Jerusalem was besieged by Nebuchadnezzar. We will see here that our natural mind (Nebuchadnezzar) does besiege our spiritual mind. Jerusalem is a type of our spirit as seen in the following scriptures:
“The living waters shall go out from Jerusalem” (Zec 14:8) and “He that believeth on me, as the scripture hath said, out of his belly shall flow rivers of living water (John 7:38). Living waters are flowing out from Jerusalem in the Old Testament and from our heart (belly) in the New Testament. This, of course, is our spiritual heart.
Other indicators of Jerusalem being our spirit can be seen in the following names assigned to Jerusalem in Scripture. It is called “the City of God” (Psa 46:4), “the City of Judah” (2 Chron 25:28), “Faithful City” (Isa 1:21; 26), “City of Righteousness” (Isa 1:26), “City of Truth” (Zec 8:3), “City of the Great King” (Psa 48:2). It was originally named “Salem” which means “peace.” These are all attributes of the human spirit.
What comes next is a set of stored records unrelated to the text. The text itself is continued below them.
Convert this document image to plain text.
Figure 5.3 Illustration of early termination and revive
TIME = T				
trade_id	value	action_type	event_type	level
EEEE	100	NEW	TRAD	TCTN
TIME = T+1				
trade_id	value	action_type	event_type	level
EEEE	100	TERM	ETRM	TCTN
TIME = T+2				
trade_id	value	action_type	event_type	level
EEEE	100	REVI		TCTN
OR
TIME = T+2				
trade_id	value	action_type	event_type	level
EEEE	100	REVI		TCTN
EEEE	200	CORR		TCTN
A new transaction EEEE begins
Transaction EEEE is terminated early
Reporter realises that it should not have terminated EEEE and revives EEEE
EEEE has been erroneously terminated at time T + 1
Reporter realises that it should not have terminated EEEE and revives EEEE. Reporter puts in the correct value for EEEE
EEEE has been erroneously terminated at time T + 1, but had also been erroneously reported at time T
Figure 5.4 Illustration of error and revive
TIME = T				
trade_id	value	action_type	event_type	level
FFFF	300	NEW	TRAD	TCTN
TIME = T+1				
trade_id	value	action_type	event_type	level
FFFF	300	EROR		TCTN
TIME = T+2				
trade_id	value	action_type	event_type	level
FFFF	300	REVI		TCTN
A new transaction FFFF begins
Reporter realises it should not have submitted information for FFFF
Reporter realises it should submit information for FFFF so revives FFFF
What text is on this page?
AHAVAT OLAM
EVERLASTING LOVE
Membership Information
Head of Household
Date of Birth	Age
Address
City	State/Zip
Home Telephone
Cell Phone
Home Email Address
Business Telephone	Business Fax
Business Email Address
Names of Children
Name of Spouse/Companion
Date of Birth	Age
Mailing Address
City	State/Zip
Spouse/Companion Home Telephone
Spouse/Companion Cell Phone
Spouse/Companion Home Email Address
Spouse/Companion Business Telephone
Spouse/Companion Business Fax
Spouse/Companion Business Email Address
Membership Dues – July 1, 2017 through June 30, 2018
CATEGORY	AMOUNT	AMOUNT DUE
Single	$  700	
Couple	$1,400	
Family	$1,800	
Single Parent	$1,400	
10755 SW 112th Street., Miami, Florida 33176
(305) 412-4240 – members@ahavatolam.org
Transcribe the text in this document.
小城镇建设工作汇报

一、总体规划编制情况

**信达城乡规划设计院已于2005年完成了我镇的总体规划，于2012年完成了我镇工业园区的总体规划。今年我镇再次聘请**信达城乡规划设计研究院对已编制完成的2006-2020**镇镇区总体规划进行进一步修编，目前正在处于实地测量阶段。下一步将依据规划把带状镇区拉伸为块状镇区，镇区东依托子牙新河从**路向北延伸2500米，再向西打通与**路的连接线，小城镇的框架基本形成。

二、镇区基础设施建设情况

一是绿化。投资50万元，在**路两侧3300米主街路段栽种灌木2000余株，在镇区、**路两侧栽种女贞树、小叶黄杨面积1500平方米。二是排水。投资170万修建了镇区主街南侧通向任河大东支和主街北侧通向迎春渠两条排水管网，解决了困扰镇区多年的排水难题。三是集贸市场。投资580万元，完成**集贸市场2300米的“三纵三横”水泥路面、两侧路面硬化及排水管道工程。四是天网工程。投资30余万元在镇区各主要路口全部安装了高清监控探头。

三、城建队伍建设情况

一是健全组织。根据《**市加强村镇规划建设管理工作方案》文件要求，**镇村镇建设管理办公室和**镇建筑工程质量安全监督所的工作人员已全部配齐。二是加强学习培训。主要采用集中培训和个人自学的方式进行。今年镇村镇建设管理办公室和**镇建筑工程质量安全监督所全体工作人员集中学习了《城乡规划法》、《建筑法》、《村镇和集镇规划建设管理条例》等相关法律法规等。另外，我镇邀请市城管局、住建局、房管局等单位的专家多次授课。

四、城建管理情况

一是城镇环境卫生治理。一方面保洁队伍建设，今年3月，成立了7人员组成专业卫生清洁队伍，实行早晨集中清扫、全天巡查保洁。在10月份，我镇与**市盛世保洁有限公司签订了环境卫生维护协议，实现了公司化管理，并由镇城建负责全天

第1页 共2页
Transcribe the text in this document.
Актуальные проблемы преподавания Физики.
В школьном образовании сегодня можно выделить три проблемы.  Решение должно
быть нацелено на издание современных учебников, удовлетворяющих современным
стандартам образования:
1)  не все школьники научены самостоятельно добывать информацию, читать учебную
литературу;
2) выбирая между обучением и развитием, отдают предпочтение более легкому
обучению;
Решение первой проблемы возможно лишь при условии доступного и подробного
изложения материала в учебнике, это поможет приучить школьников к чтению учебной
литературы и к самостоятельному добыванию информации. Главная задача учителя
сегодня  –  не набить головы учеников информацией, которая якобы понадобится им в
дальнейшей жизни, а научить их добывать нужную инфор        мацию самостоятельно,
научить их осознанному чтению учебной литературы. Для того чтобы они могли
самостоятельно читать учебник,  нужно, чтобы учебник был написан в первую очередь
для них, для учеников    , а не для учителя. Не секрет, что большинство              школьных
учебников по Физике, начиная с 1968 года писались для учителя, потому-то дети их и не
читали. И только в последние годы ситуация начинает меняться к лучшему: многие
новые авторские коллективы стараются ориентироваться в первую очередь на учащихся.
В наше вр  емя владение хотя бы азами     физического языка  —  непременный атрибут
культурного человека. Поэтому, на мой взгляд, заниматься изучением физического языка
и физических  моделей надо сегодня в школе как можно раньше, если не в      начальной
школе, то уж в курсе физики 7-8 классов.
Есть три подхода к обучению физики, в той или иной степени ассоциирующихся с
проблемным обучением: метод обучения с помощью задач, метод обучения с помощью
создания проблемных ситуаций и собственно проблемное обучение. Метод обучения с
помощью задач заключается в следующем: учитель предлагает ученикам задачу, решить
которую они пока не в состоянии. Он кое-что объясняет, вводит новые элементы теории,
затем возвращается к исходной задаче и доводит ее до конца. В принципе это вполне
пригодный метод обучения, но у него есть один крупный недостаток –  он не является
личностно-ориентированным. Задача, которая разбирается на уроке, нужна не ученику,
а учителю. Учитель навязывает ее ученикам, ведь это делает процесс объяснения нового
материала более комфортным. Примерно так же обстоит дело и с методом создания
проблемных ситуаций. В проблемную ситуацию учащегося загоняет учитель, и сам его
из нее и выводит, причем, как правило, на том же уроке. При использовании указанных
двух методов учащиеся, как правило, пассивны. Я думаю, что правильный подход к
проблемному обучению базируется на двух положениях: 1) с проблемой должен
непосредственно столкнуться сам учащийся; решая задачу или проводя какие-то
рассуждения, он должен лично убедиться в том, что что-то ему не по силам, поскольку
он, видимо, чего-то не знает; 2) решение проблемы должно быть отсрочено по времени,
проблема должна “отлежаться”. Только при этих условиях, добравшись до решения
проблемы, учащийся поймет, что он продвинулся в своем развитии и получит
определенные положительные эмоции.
Now that we see that Nebuchadnezzar represents our natural mind and that Jerusalem (and also Daniel) represents our spiritual mind and heart, I would like to add a few more understandings before giving a complete interpretation of Daniel 1:1.
Other words we need to define for our spiritual understanding of this first book of Daniel are as follows:
- Three – number of divine completeness or perfection. Taking the things of Christ and making them real and solid in our experience. (Number in Scripture by Bullinger)
- Jehoiakim – Strong’s Concordance gives meaning as “Jehovah will raise.”
- Judah – our true self. This is the person we were before we ever split off from our self. A complete understanding of this requires a long teaching. Briefly, Judah is described in Gen. 49 by Jacob as “a lion’s whelp.” Jesus is the lion of the tribe of Judah. If Jesus is the lion and Jacob is his offspring, it has to be our true self.
- Besieged – in Hebrew also means “to cramp, confine.”
Based on all the above understandings of types I give the following interpretation of Daniel 1:1:
It is time for God’s people to enter into divine completeness and perfection (in the third year). God is going to begin to raise them up into a new dimension in Him (the reign of Jehoiakim king of Judah). The state of God’s people at this time is that the natural mind (Nebuchadnezzar) has ruled over (king of) the spiritual part of the person (Judah and Jerusalem) causing the spiritual part to be confined and cramped (besieged).
In most Christians the natural mind keeps us looking at life from a natural perspective rather than a spiritual one. Our natural side is stronger than our spiritual side keeping our spiritual side confined. As we face the challenges of everyday life, it is helpful if we stop to consider whether we are thinking according to our natural mind or listening to God via our spiritual mind.